Friday, July 20, 2007

Window Washers, July 2007


I went to the dentist on Tuesday for my regular semi-annual cleaning. (As the old commercial said, "Look ma, no cavities!") Afterwards, I walked from my dentist's office, at 54th Street and Park Avenue, across town and down to my office at Eighth Avenue and 40th Street.

It was a nice morning for a walk, and it seemed to be the day for window washing. I passed several crews out on the sides of buildings, cleaning the glass from suspended platforms.


This is not a job I would want. I normally enjoy cleaning anything, but having to do it from such a precariously suspended structure would just freak me out. I'm not great with heights, despite living in the tallest city in the world. As long as there's a barrier between me and, well, falling, I'm fine. But I'm not sure I'd feel very secure in one of those contraptions.

I remember reading about a Buddhist monk who had such a finely honed ability to remain in the moment that once, when he was traveling on an airplane and an engine caught fire, he merely watched it burn from his seat, enjoying the colors of the flames.

To be a window-washer is to employ a similar skill: To set aside the fear of what could happen, and instead be present to what is happening. Why be afraid that the plane will crash, when ultimately it won't? Why be afraid that you're in danger of falling, when as long as you're careful, you're not?

Still, even as I understand the futility of that fear, I'd be afraid on an airplane with a burning engine - just as I'd be nervous on one of those platforms!

4 comments:

Reya Mellicker said...

The story about the Buddhist monk made me laugh. Being in the moment at a time like that, I think, would require calm, yes, but how about preparing to save yourself? Contacting the flight attendants, getting ready to open the emergency doors or whatever ... just sitting there watching the engine burn? That's crazy.

I'm afraid of heights, too. My theory is that window washers kind of get off on the thrill of almost falling. Or maybe they're oblivious. Or just not afraid. I'm too stingy to assume they're in the moment, I guess.

Great pics!

Merle Sneed said...

Window washing is a job that I don't understand. It seems too risky to me. I wouldn't get much accomplished because I would be too afraid to move.

I've seen the old pictures of the great skyscrapers under construction, with the iron workers straddling the beams hundreds of feet above the ground, and I marvel at their composure.

Maybe being able to do these jobs is really living in the moment. The possibility of falling is real, but once you understand the falling is unlikely, you can enjoy the view!

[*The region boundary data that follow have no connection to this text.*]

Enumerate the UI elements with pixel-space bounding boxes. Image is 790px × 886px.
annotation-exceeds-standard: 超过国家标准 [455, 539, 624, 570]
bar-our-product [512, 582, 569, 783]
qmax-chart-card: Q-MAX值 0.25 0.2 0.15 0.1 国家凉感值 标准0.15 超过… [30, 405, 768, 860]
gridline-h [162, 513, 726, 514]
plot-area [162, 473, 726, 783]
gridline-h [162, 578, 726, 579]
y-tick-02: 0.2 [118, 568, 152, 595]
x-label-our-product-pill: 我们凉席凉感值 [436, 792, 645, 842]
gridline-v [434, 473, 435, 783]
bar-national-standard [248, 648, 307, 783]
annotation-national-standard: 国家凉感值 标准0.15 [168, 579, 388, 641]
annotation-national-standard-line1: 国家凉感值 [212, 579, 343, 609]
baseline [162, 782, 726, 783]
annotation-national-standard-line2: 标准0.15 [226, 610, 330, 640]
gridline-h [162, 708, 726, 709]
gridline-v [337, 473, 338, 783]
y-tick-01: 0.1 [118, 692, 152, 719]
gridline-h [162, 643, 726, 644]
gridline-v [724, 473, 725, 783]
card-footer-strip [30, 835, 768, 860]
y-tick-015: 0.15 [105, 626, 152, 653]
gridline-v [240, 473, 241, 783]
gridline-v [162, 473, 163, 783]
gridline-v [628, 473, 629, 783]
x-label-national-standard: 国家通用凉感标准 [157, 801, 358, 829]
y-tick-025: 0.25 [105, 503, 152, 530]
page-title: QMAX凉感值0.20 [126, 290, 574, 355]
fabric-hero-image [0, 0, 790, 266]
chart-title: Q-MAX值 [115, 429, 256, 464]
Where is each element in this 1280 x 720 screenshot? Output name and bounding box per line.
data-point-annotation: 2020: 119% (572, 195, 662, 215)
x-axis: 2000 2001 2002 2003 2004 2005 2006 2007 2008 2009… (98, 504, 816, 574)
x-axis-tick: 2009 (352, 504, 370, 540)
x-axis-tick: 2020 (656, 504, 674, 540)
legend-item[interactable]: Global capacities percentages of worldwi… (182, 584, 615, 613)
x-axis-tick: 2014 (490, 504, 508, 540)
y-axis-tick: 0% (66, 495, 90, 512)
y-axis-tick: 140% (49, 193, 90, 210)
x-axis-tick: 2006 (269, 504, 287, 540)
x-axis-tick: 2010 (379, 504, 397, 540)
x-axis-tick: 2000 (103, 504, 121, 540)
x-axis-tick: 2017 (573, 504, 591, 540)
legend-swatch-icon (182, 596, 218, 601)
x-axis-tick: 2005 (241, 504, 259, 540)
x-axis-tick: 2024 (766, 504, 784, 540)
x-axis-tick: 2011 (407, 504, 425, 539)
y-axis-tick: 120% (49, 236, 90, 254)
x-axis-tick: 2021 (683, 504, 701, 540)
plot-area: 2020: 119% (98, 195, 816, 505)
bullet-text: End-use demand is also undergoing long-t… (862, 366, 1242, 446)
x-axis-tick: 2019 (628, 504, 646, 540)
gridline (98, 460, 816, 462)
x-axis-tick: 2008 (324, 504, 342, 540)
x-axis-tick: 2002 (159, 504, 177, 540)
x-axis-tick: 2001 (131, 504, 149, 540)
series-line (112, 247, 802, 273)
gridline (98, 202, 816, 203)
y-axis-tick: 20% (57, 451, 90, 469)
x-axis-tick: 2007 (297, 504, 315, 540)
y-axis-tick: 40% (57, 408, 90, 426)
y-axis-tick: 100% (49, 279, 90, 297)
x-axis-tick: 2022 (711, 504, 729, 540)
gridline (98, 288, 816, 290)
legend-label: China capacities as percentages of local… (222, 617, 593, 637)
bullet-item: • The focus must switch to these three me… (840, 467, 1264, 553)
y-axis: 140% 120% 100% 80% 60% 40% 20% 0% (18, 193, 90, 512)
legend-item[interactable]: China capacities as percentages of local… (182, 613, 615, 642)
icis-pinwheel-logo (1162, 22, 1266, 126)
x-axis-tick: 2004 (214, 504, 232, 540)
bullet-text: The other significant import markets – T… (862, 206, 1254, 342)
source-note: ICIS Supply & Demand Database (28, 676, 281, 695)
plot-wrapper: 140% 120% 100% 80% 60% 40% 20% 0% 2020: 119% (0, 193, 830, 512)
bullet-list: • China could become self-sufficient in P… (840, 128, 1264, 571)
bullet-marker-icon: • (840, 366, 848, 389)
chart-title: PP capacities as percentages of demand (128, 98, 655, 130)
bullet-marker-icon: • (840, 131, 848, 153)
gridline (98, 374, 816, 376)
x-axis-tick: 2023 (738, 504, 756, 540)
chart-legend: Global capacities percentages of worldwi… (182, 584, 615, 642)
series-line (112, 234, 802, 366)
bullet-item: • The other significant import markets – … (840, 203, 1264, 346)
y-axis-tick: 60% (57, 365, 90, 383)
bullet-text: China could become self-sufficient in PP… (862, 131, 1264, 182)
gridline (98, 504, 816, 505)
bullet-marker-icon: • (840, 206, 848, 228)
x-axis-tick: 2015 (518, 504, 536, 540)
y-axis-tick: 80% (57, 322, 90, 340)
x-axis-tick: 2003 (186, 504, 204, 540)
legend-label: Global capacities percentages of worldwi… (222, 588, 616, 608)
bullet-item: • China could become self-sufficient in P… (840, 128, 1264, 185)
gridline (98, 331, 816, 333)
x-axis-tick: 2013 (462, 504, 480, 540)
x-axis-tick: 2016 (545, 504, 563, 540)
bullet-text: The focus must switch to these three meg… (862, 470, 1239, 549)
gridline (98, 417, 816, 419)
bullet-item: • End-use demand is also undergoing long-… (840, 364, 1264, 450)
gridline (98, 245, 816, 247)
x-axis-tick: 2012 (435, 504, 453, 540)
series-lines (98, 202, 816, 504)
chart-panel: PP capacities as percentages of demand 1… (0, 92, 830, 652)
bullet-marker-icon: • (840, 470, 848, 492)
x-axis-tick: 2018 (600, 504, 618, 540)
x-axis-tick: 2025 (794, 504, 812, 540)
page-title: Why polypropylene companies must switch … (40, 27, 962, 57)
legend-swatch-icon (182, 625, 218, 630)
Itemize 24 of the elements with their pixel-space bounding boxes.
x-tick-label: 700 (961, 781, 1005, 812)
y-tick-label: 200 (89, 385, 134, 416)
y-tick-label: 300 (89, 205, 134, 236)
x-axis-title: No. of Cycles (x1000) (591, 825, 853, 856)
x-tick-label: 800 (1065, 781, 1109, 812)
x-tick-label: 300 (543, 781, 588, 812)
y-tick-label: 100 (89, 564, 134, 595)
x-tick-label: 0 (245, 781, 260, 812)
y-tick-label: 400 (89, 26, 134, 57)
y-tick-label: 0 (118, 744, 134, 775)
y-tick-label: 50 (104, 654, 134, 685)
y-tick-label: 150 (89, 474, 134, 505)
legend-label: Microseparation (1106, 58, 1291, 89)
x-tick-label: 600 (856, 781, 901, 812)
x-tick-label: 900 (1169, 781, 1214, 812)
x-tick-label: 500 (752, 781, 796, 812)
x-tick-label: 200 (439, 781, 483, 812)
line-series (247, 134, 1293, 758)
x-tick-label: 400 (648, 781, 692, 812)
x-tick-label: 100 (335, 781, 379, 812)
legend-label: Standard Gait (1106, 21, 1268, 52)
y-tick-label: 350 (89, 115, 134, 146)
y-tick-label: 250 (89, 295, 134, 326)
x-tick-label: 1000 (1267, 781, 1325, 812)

J. David Zacko-Smith said...

Fear is all tied to a desire for control, or the hesitation regarding a lack thereof. If you can make peace with not being in control, fear disappears.

d. chedwick said...

A Native American once told me that he (and most other Natives) had no fear of heights so it was easy for them to come to Manhattan and take on all sorts of hi-rise jobs. Maybe they are just zenlike too.

I think the Monk watching the flames was doing so while others panicked and the stewardess was very busy giving instructions. He saw there was nothing to do, except BE.